C'est pourquoi les saints Apôtres, venant au secours de notre faiblesse, statuèrent, dès le commencement du
christianisme, que la solennité de la Pâque serait précédée d'un jeûne universel ; et l'on détermina, tout naturellement
pour cette carrière de pénitence le nombre de quarante jours, que l'exemple du Sauveur lui-même avait
marqué. L'institution apostolique du Carême nous est attestée par saint Jérôme, saint Léon le Grand, saint Cyrille
d'Alexandrie, saint Isidore de Séville, etc., bien qu'il y ait eu à l'origine des variétés assez considérables dans la
manière d'appliquer cette loi.
On a vu déjà, dans le Temps de la Septuagésime, que les Orientaux commencent leur Carême long-temps
avant les Latins, parce que leur coutume étant de ne pas jeûner les samedis, ni même les jeudis en certains lieux,
ils sont contraints, pour former le nombre de quarante jours, à ouvrir la carrière de la pénitence dès le lundi qui,
chez nous, précède le dimanche de Sexagésime. Ces sortes d'exception sont du nombre de celles qui confirment
la règle.

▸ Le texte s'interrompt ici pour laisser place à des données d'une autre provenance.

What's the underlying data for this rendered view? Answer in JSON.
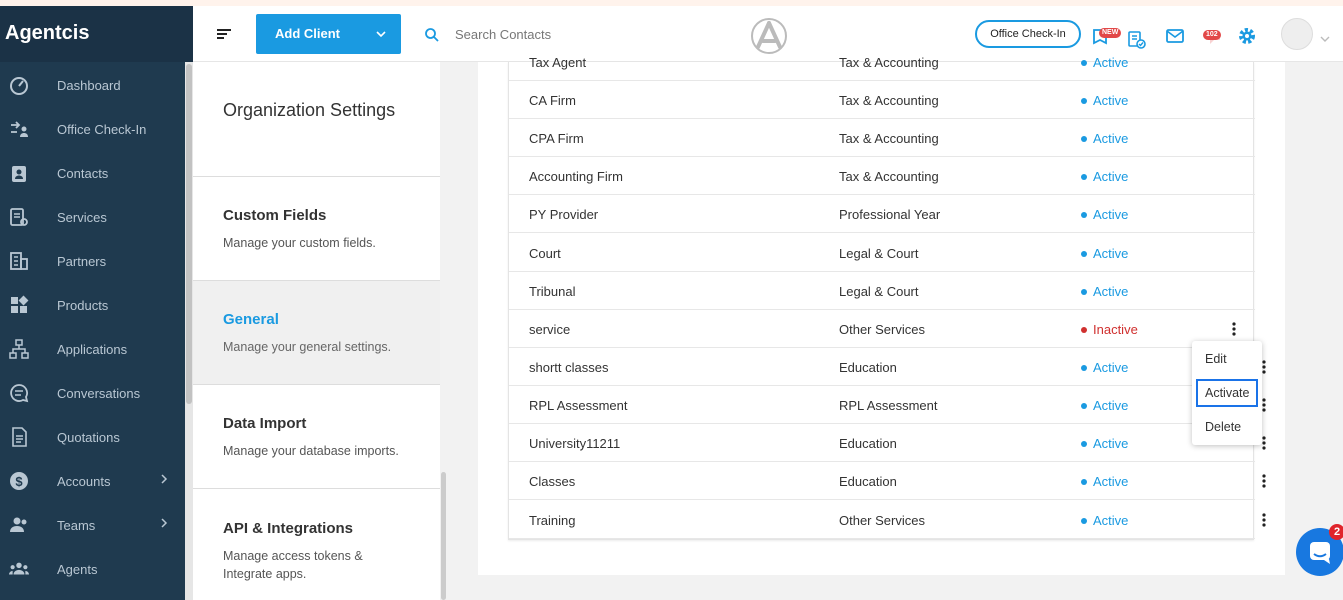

Nous avons fait voir aussi comment l'Église latine, qui , encore au VIè siècle, ne jeûnait que trente-six jours
sur les six semaines du Carême, le jeûne du dimanche ayant été de tout temps prohibé dans l'Église, à cru
devoir ajouter postérieurement les quatre derniers jours de la semaine de Quinquagésime, afin de former rigoureusement
le nombre de quarante jours de jeûne.
La matière du Carême ayant été traitée souvent et avec abondance, nous sommes contraint d'abréger considérablement
les détails dans l'exposé historique que nous faisons ici, afin de ne pas dépasser les proportions de cet
ouvrage ; nous ferons en sorte cependant de ne rien omettre d'essentiel. Puissions-nous réussir à faire comprendre
aux fidèles l'importance et la gravité de cette sainte institution, qui est destinée à remplir une si grande
part dans l'oeuvre du salut de chacun de nous !
À SUIVRE...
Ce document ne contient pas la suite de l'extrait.